Crash when target region BED file contains header lines
Opened this issue · 3 comments
Hi,
I found a small bug when using a BED with with browser/track header for k-mer size calculation, e.g. this file:
browser position chr1:12081-12251
track name="Covered" description="Agilent SureSelect DNA - SureSelect Clinical Research Exome V2 -Genomic regions covered by probes" color=0,0,128
chr1 12080 12251
chr1 12595 12802
chr1 13163 13658
I then tried to calcualte k-mer sizes:
java -Xmx16G -cp /mnt/share/opt/abra2_2.05/abra2-2.05.jar abra.KmerSizeEvaluator ... [bed file]
It then crashes when trying to access the second tab-separated entry of the first line, which does not exists:
INFO Thu Nov 09 14:47:19 CET 2017 Loading reference map: /tmp/local_ngs_data//GRCh37.fa
INFO Thu Nov 09 14:49:58 CET 2017 Done loading ref map. Elapsed secs: 158
Exception in thread "main" java.lang.ArrayIndexOutOfBoundsException: 1
at abra.RegionLoader.load(RegionLoader.java:49)
at abra.ReAligner.getRegions(ReAligner.java:839)
at abra.KmerSizeEvaluator.run(KmerSizeEvaluator.java:50)

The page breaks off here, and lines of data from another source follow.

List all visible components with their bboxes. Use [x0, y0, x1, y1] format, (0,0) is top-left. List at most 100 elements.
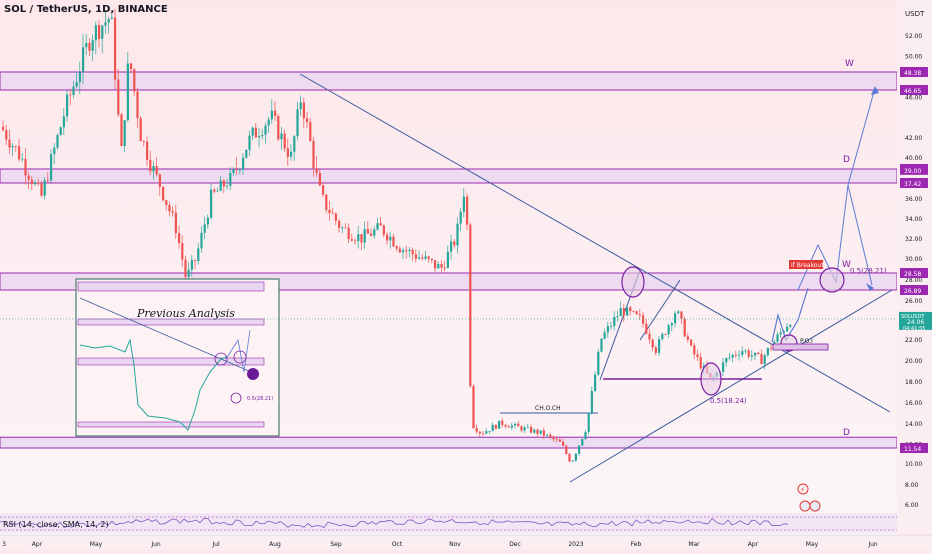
candle-body-235	[750, 355, 753, 357]
inset-title: Previous Analysis	[136, 307, 235, 320]
candle-body-161	[514, 423, 517, 426]
candle-body-11	[34, 182, 37, 185]
lightning-glyph: ⚡	[800, 486, 805, 494]
candle-body-23	[72, 86, 75, 95]
candle-body-57	[181, 243, 184, 260]
candle-body-111	[354, 240, 357, 242]
candle-body-122	[389, 236, 392, 241]
candle-body-124	[395, 246, 398, 249]
currency-label: USDT	[905, 10, 925, 18]
candle-body-208	[664, 334, 667, 335]
candle-body-203	[648, 333, 651, 340]
time-tick-15: May	[806, 541, 819, 548]
candle-body-228	[728, 357, 731, 359]
candle-body-196	[626, 307, 629, 316]
candle-body-128	[408, 249, 411, 252]
price-tick-7: 34.00	[905, 216, 922, 223]
candle-body-191	[610, 325, 613, 327]
price-tick-13: 20.00	[905, 358, 922, 365]
candle-body-108	[344, 227, 347, 229]
candle-body-127	[405, 250, 408, 252]
fib-low-label: 0.5(18.24)	[710, 397, 747, 405]
candle-body-182	[581, 438, 584, 446]
time-axis[interactable]: 3 Apr May Jun Jul Aug Sep Oct Nov Dec 2023 Feb Mar Ap…	[0, 534, 932, 550]
candle-body-146	[466, 196, 469, 225]
candle-body-69	[219, 180, 222, 191]
candle-body-134	[427, 256, 430, 259]
candle-body-194	[619, 308, 622, 317]
price-tick-20: 6.00	[905, 502, 919, 509]
candle-body-40	[126, 63, 129, 121]
last-price-countdown: 04:41:55	[903, 326, 925, 332]
candle-body-21	[66, 94, 69, 117]
candle-body-209	[667, 325, 670, 335]
candle-body-199	[635, 311, 638, 315]
candle-body-144	[459, 211, 462, 224]
candle-body-63	[200, 232, 203, 249]
candle-body-181	[578, 445, 581, 454]
symbol-title[interactable]: SOL / TetherUS, 1D, BINANCE	[4, 4, 168, 15]
candle-body-30	[94, 25, 97, 41]
price-tick-5: 40.00	[905, 155, 922, 162]
candle-body-160	[510, 425, 513, 428]
candle-body-65	[206, 217, 209, 225]
candle-body-51	[162, 186, 165, 201]
candle-body-20	[62, 116, 65, 128]
time-tick-10: Dec	[509, 541, 521, 548]
candle-body-186	[594, 374, 597, 392]
candles	[2, 8, 792, 463]
time-tick-3: May	[90, 541, 103, 548]
candle-body-105	[334, 213, 337, 221]
candle-body-93	[296, 109, 299, 137]
zone-label-4: 39.00	[904, 168, 921, 175]
candle-body-236	[754, 352, 757, 356]
candle-body-139	[443, 267, 446, 269]
candle-body-188	[600, 338, 603, 352]
candle-body-2	[5, 130, 8, 140]
candle-body-180	[574, 453, 577, 461]
candle-body-97	[309, 122, 312, 141]
candle-body-226	[722, 362, 725, 372]
candle-body-115	[366, 229, 369, 234]
candle-body-125	[398, 248, 401, 253]
price-axis[interactable]: USDT 52.00 50.00 46.00 42.00 40.00 36.00 34.00 3…	[0, 0, 932, 535]
chart-header: SOL / TetherUS, 1D, BINANCE	[4, 4, 168, 15]
candle-body-123	[392, 236, 395, 247]
candle-body-174	[555, 439, 558, 440]
candle-body-12	[37, 182, 40, 184]
flag-icon[interactable]	[799, 500, 811, 512]
last-price-value: 24.06	[907, 319, 924, 326]
candle-body-152	[485, 431, 488, 434]
inset-price-line	[79, 338, 229, 431]
candle-body-61	[194, 260, 197, 261]
candle-body-94	[299, 102, 302, 110]
price-tick-16: 14.00	[905, 421, 922, 428]
candle-body-142	[453, 241, 456, 246]
candle-body-53	[168, 205, 171, 212]
zone-label-1: 48.38	[904, 70, 921, 77]
price-tick-19: 8.00	[905, 482, 919, 489]
choch-label: CH.O.CH	[535, 405, 561, 412]
candle-body-47	[149, 159, 152, 172]
candle-body-197	[629, 307, 632, 312]
candle-body-147	[469, 224, 472, 387]
candle-body-72	[229, 173, 232, 186]
lightning-icon[interactable]	[797, 483, 809, 495]
candle-body-238	[760, 354, 763, 365]
annotations: W D W D If Breakout 0.5(28.21) 0.5(18.24…	[535, 59, 887, 512]
candle-body-31	[98, 25, 101, 39]
candle-body-106	[338, 220, 341, 228]
previous-analysis-inset: Previous Analysis 0.5(28.21)	[75, 278, 280, 437]
low-circle-marker	[700, 362, 722, 396]
candle-body-246	[786, 326, 789, 332]
zone-label-bg-4	[900, 164, 928, 175]
candle-body-46	[146, 141, 149, 160]
candle-body-229	[731, 354, 734, 358]
inset-circle-2	[233, 350, 247, 364]
flag-icon-2[interactable]	[809, 500, 821, 512]
candle-body-43	[136, 91, 139, 119]
candle-body-189	[603, 332, 606, 339]
fib-top-label: 0.5(28.21)	[850, 267, 887, 275]
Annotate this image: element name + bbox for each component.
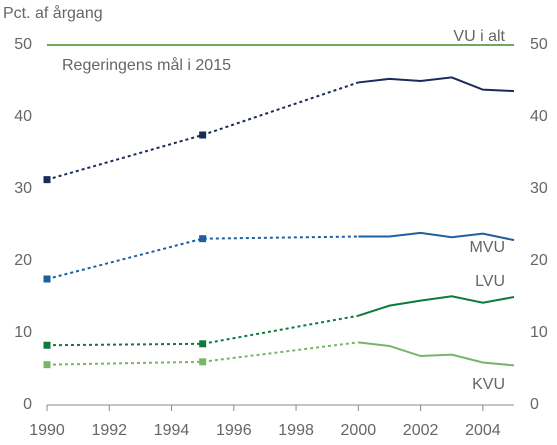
y2-tick-label: 10 — [530, 324, 548, 341]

at abra.KmerSizeEvaluator.main(KmerSizeEvaluator.java:240)`
This is not a big problem since one can remove the lines, but I think ABRA should handle this more gracefully, e.g. by ignoring all lines with less than three tab-separated parts.
Best,
Marc
"browser" and "track" lines are ignored in v2.12. Please retry with the latest release.
Also, depending on your dataset, you may not see much of a speed improvement from using pre-generated kmer sizes in ABRA2. You may be able to just pass in the original bed file without much of a performance hit.
Yes, I can confirm that it works with version 2.12.
We do mainly exomes. Is your suggestion for skipping the kmer calculation valid there too?
Best,
Marc
Yes. To be clear I am suggesting using --targets with your original bed file instead of --target-kmers. You may wish to test with and without to confirm there is little difference in speed. Using --target-kmers certainly should not hurt performance though.